Исчезла ограниченность тела, ограниченность сознания, ограниченность опыта. Казалось, он сразу везде в этом небе, он и есть небо, он воздух — вдох, ветер, веяние, вдохновение — слова внесли образы шумящих листьев, волнующихся волн, а потом и волн невидимых, всепроникающих: волн радио, волн мысли — и вдруг стало ясно, что вот оно в каждом живущем — пусть часто спрятанное, пусть часто забитое — высшее ведение об общности мира — вдох, ветер, веяние, вдохновение — да… Да-да, Костя ясно постигал, как много это значит — неизмеримо больше, чем сумма слов; но значение это постижимо только здесь, в тишине восходящего потока, когда распластанные, распахнутые, неподвижные крылья распахивают и грудь, доставляя счастье полного размаха крыльев, сходное со счастьем певца, раскрывающего грудь на полном звуке!
Вдох, веяние, вдохновение…
Но что-то в растворении и греховное, опьяняющее, поэтому Костя всегда сам добровольно прекращал его. А если не прекратить, если парить в растворении бесконечно долго? Не растворишься ли в небе буквально, физически — как соль в воде? Неизвестно. Но страшно.
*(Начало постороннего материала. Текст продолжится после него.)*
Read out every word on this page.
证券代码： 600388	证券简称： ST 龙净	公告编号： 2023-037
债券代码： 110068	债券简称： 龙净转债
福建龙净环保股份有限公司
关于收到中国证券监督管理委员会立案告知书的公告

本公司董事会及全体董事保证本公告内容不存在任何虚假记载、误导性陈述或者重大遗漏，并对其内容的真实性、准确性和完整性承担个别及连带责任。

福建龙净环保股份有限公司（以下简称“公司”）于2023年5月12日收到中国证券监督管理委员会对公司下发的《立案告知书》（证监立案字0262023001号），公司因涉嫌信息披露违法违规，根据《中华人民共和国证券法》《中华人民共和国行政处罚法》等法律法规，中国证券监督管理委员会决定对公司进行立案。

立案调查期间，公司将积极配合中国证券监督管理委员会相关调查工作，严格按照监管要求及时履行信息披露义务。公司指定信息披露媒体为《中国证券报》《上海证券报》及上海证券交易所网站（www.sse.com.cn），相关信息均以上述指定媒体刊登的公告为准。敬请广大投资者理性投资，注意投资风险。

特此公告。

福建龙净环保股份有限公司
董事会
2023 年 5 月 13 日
Костя изменил угол крыльев, чуть прижал, сделался стреловидным, как реактивный самолет, — и заскользил, ускоряясь, вниз как с горы, готовясь врезаться в облачный сугроб.
Вынырнул он под облаками километрах в пяти от болота. Внизу чахлый лесок. Костя полетел совсем низко, разглядывая землю в разрывах листвы — тропинки, траву, прошлогодние листья. Сойка, увидев огромного летуна, подняла шум; Костя уже пролетел, а она еще долго возмущалась вслед. Деловитый бурундук пробежал поперек человечьей тропинки. Пахло прелью и сыростью. А вот и человек — бабка в бесформенной телогрейке и платке. Идет, опустив голову. Не заметила. Когда летишь низко, завораживает быстрое мелькание веток, деревьев, травы, проплешин, тропок, ручьев — живой калейдоскоп! Только нужно не заглядеться, не забывать смотреть вперед, а то как бы не врезаться в одинокое большое дерево. Костя еще ни разу не врезался, но однажды едва успел сманеврировать… Мужчина с мальчишкой на поляне. Мальчишка увидел, закричал, показал пальцем. Мужчина задрал голову и проводил взглядом.
Сколько уже в своей жизни Костя видел сверху запрокинутых лиц! Сначала тревожные папы и мамы, а потом бесчисленные восхищенные. Что-то общее во всех запрокинутых лицах: обтянутые скулы и кадык, широко раскрытые глаза, волосы, откинутые со лба, как будто дует навстречу сильный ветер. Такие лица на корабельных рострах. И удивительная особенность: запрокинутые лица всегда красивы, или, что важнее, одухотворены.